My aim is to make it accessible. It is called Giselle but tells a story to which everyone can relate without alienating those who are familiar with the ballet."
Dada Masilo trained at The Dance Factory in Johannesburg from the age of 11 and at the age of 19 was selected from nearly 800 other dancers to gain one of just 30 places at the Performing Arts Research and Training Studio in Brussels. This is where she began to choreograph.
"I didn't want to be a choreographer – I thought it would be too much work!" she laughs.
"I always say 'first I'm a dancer'. I choreograph works that I want to dance. It's what I do and love.
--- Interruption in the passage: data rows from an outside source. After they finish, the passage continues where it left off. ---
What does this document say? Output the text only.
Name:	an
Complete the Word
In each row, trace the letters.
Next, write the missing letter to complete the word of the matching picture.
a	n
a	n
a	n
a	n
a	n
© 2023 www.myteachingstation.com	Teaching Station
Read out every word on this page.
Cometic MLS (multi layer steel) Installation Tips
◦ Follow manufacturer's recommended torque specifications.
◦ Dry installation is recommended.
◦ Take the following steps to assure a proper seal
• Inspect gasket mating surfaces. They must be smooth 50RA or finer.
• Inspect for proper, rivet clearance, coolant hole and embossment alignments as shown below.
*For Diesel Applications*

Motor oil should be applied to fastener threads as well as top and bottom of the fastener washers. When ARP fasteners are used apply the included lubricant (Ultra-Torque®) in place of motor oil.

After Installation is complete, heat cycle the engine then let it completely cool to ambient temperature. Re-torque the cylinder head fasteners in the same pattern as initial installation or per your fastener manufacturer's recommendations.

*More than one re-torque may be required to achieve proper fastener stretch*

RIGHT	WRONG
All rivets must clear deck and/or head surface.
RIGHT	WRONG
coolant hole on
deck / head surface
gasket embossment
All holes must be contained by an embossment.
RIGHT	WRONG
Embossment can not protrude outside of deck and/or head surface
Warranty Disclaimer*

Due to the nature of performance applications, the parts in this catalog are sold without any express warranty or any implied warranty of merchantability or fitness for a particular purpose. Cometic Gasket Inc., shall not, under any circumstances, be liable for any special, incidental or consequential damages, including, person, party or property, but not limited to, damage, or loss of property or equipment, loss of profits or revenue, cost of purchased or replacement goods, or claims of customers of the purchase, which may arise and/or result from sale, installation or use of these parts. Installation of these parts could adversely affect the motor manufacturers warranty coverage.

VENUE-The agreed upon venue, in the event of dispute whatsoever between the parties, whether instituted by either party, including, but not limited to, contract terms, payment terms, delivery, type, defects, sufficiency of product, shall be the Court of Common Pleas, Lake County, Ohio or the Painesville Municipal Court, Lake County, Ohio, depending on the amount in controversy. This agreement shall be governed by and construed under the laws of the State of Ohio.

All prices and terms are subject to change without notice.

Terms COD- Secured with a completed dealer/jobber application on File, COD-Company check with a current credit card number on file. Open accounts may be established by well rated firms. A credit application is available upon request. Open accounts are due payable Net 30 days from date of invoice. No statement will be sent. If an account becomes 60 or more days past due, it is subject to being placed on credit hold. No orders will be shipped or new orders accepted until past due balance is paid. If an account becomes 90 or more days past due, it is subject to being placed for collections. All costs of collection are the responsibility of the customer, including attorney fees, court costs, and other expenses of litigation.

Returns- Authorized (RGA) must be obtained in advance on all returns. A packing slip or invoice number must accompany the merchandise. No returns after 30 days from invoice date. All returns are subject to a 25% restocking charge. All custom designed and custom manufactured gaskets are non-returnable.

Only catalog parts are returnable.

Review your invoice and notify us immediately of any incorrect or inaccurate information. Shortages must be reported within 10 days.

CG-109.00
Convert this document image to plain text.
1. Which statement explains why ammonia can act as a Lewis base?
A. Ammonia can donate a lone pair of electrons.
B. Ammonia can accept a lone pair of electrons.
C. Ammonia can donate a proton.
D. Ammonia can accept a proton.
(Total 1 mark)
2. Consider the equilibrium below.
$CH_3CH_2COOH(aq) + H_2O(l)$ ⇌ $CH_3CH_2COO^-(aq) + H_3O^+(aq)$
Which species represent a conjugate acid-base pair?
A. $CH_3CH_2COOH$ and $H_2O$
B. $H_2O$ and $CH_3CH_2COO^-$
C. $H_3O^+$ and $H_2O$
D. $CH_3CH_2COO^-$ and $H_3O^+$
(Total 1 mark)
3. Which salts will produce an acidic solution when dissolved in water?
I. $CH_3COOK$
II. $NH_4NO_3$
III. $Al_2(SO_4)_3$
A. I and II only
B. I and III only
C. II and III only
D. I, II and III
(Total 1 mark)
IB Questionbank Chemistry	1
Sharing through dance, we learn new things every day.
"It is challenging being both choreographer and dancer because I can't always see everything.
"Once I have established my intention, I bring in someone I trust to be that outside eye and to give me notes on what I'm doing.
"I don't think I could just choreograph - I need to be in it to feel it."
She hopes the audience will enjoy the opportunity to see her work.
"I never take audiences for granted. We just do our best work and hope the audience responds.
"I hope they can feel whatever they feel, whether it is joy, pain, love or anger. I want people to ask questions and to feel emotion – any emotion.
"And then sit down and talk about Giselle. I do not see art as just entertainment. It is there to teach, inspire and provoke."